I’m sure this conclusion comes as no surprise to you. Toddlers learning to walk soon start to run, or go down stairs, with the expected results. Teen drivers (particularly teen boys) get comfortable behind the wheel and dart off in a burst of testosterone, occasionally ending up in dire circumstances. This phenomenon was very common the Formula 2 racing series. Formula 2 is a development series for the global F1 competition, which is viewed as the pinnacle of motor racing. The problem is that the Formula 2 series was plagued with multiple accidents resulting from brash moves made by the young drivers. The reason? Analysts, including current F1 drivers, argued that Formula 2 racers were overly aggressive because their cars are so safe. Romain Grosjean, a Formula 2 driver who now competes for the Renault F1 team, was fined several times and sat out for an F1 race after being at fault in repeated incidents following his promotion.

Investors make similar risk/reward calculations. Wall Street investment bankers often take significant risks because their compensation schemes reward short-term success far more than they punish failure. Why would they take such risks? Because it’s part of their overall strategy. In the Wharton School’s corporate finance MOOC I’m taking on Coursera, Professor Franklin Allen argues that one’s sense of risk is inverted when you think of investing in a portfolio of stocks rather than in a single stock.

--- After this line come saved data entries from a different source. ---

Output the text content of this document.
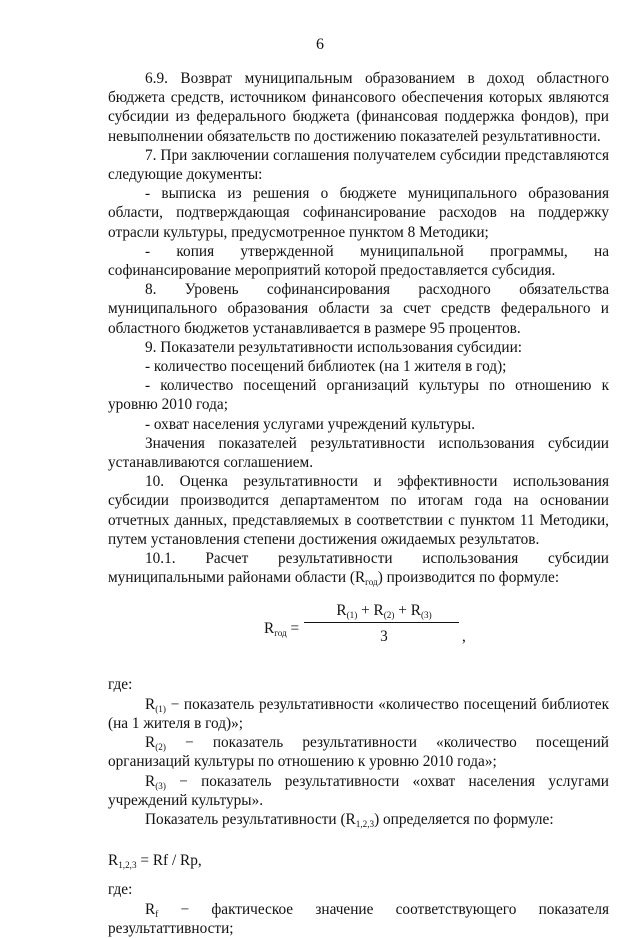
6

6.9. Возврат муниципальным образованием в доход областного бюджета средств, источником финансового обеспечения которых являются субсидии из федерального бюджета (финансовая поддержка фондов), при невыполнении обязательств по достижению показателей результативности.

7. При заключении соглашения получателем субсидии представляются следующие документы:

- выписка из решения о бюджете муниципального образования области, подтверждающая софинансирование расходов на поддержку отрасли культуры, предусмотренное пунктом 8 Методики;

- копия утвержденной муниципальной программы, на софинансирование мероприятий которой предоставляется субсидия.

8. Уровень софинансирования расходного обязательства муниципального образования области за счет средств федерального и областного бюджетов устанавливается в размере 95 процентов.

9. Показатели результативности использования субсидии:

- количество посещений библиотек (на 1 жителя в год);

- количество посещений организаций культуры по отношению к уровню 2010 года;

- охват населения услугами учреждений культуры.

Значения показателей результативности использования субсидии устанавливаются соглашением.

10. Оценка результативности и эффективности использования субсидии производится департаментом по итогам года на основании отчетных данных, представляемых в соответствии с пунктом 11 Методики, путем установления степени достижения ожидаемых результатов.

10.1. Расчет результативности использования субсидии муниципальными районами области $(R_{год})$ производится по формуле:

$R_{год}$ =
$R_{(1)} + R_{(2)} + R_{(3)}$
3	,

где:

$R_{(1)}$ − показатель результативности «количество посещений библиотек (на 1 жителя в год)»;

$R_{(2)}$ − показатель результативности «количество посещений организаций культуры по отношению к уровню 2010 года»;

$R_{(3)}$ − показатель результативности «охват населения услугами учреждений культуры».

Показатель результативности $(R_{1,2,3})$ определяется по формуле:

$R_{1,2,3} = Rf / Rp$,

где:

$R_f$ − фактическое значение соответствующего показателя результаттивности;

For example, imagine that you buy stock in an oil company that finds oil in 1 out of 20 wells, and each producing well returns $100. You have a hit rate of 5% which, multiplied by the return of a good well, yields an expected value of $5. Now imagine that you have a separate investment in a research company that has a 1 in 50 chance of returning $250, otherwise gaining you nothing. This investment has a similar expected value to the previous example, because 2% (1 in 50) of $250 is $5.

Which of the two investments is less risky? If you look at the expected values, they’re equally risky. However, Professor Allen argues that, when considered as part of a portfolio, the latter investment is less risky because of its higher potential return. The crux of the argument is that a diversified portfolio with numerous independent risks will tend to have a higher return than a collection of pedestrian investments with relatively low risk. The end result is safety in numbers. Just as a fair coin flipped 1,000 times will tend to show heads in about 50% of the trials, investments with independent risks will tend to earn out at their expected rate, assuming you adjudged the risks correctly in the first place. Statistics on investment return since the year 1900 bear out his argument.

Improvisers can and should take risks to make great scenes. We can do it without fear because we know our fellow players will be there to make what we say and do the right thing. Similarly, businesses can take risks as part of a diversified portfolio of ideas. Just as you wouldn’t invest in a single stock such as, I don’t know…Enron, you shouldn’t discourage experimentation and risk. That said, you must understand that risks taken within a scene or business are dependent, not independent. There’s only so much we can do to fix things if you go too far overboard. If you can’t spread out your risk, you must moderate it to be successful.